On Friday, which is my now-standard "day off" (even though I frequently don't blog much on Saturday or Sunday either), Dan over at The Dungeoneering Dad wrote to me about his having come across another blog that included artwork scanned from a book he'd never heard of -- Down in the Dungeon -- that included some artwork he thought I might like.
As I told him in my reply, Down in the Dungeon is a book I remember very well from my early days in the hobby. It was published in 1981, two years after I'd started roleplaying, and was written -- I use the term loosely, since there's not much text, as I recall -- by Rob Stern and illustrated by Don Greer. Here's the cover:
My friend's metal head older brother, of whom I've spoken many times before, had a copy of this book in his basement bedroom. Whenever said brother was out of the house, which was often, my friend would sneak into his brother's room and borrow this book for us to look at. We were endlessly fascinated by these illustrations and spun all sorts of stories about them, even incorporating bits and pieces of them into our ongoing campaigns.
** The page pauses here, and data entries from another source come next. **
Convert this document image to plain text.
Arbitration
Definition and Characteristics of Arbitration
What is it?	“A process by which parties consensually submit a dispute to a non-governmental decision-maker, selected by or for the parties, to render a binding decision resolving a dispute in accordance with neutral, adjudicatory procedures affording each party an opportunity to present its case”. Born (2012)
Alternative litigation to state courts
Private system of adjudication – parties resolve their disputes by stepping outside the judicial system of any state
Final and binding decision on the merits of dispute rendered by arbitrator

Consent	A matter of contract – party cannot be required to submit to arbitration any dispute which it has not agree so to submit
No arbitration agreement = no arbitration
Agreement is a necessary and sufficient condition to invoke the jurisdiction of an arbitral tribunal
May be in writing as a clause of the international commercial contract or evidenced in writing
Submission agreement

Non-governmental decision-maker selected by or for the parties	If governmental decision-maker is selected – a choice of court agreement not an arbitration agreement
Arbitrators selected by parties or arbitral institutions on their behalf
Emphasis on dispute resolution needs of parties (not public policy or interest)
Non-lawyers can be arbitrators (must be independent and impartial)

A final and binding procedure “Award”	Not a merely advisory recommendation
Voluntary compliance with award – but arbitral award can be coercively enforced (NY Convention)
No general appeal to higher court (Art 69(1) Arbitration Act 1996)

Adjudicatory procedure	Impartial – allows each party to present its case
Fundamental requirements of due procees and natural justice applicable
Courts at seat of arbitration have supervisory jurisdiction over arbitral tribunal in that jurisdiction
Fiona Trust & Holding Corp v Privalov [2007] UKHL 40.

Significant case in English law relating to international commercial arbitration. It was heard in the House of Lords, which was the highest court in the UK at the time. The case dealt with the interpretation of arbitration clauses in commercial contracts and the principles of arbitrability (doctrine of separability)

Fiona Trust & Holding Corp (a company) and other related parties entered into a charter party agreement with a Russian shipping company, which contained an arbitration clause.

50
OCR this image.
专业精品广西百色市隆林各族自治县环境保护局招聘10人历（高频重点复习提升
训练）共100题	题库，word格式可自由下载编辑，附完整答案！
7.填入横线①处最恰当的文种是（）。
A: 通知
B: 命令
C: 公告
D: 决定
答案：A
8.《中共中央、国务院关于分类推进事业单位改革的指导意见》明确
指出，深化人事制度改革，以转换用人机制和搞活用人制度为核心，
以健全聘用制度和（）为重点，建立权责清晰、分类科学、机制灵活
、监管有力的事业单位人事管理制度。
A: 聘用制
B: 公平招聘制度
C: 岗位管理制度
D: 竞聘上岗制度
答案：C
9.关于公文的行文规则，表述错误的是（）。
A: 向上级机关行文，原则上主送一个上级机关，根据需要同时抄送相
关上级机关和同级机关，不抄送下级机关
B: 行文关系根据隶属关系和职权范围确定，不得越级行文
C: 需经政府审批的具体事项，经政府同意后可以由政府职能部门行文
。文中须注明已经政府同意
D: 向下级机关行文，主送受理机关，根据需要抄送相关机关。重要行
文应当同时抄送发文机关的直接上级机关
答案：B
Zarakan's Dungeon (which, if I remember rightly, is the ostensible "setting" of Down in the Dungeon) became a fixture of at least one campaign, using maps like this as inspiration for its layout:
Many of the pieces in the book seem to have been cribbed from a heady stew consisting of Frank Frazetta, the Brothers Hildebrand, and Ralph McQuarrie. For example, take a look at this illustration of a fantasy tavern and compare it to some Star Wars concept art by McQuarrie for the cantina on Tatooine.
Some will no doubt turn up their nose at this stuff and, on some level, I understand why: the artwork in Dungeon in the Dungeon is highly derivative, to put it charitably. Yet, at the same time, there's a strange vibrancy to it. This is the same kind of crude charm I continue to find in the earliest products of the hobby, back before TSR was employing guys like Elmore and Caldwell to "professionalize" (aka blandify) the look of its books.
Down in the Dungeon is clearly the product of an obsession with fantasy and fantasy roleplaying and an omnivorous one at that. There's no attempt to create a unified look for a "brand" at work here, just the gleeful abandon of mad love, one that unashamedly appropriates whatever's at hand to illustrate a new form of entertainment that doesn't yet have a consistent iconography, let alone a corporate-approved one.
And, ultimately, I think that's what I so love in the early artwork of D&D, raw and amateurish though it is in the eyes of some: it's revolutionary. It's an attempt, however fumbling, to give expression to something genuinely new. We call it "D&D fantasy" today, with a sneer on our lips, but, back then, even in 1981 when this book was published, it couldn't yet be reduced to a formula and a checklist of elements. Though cobbled together from disparate parts, like Frankenstein's monster, it nevertheless managed, somehow, to be more than its origins -- and just what it was hadn't been worked out yet.
It really was a brave new world, a portal to a place no one had ever been before and I consider myself lucky to have been there early enough to have passed through it with my friends (and their older brothers).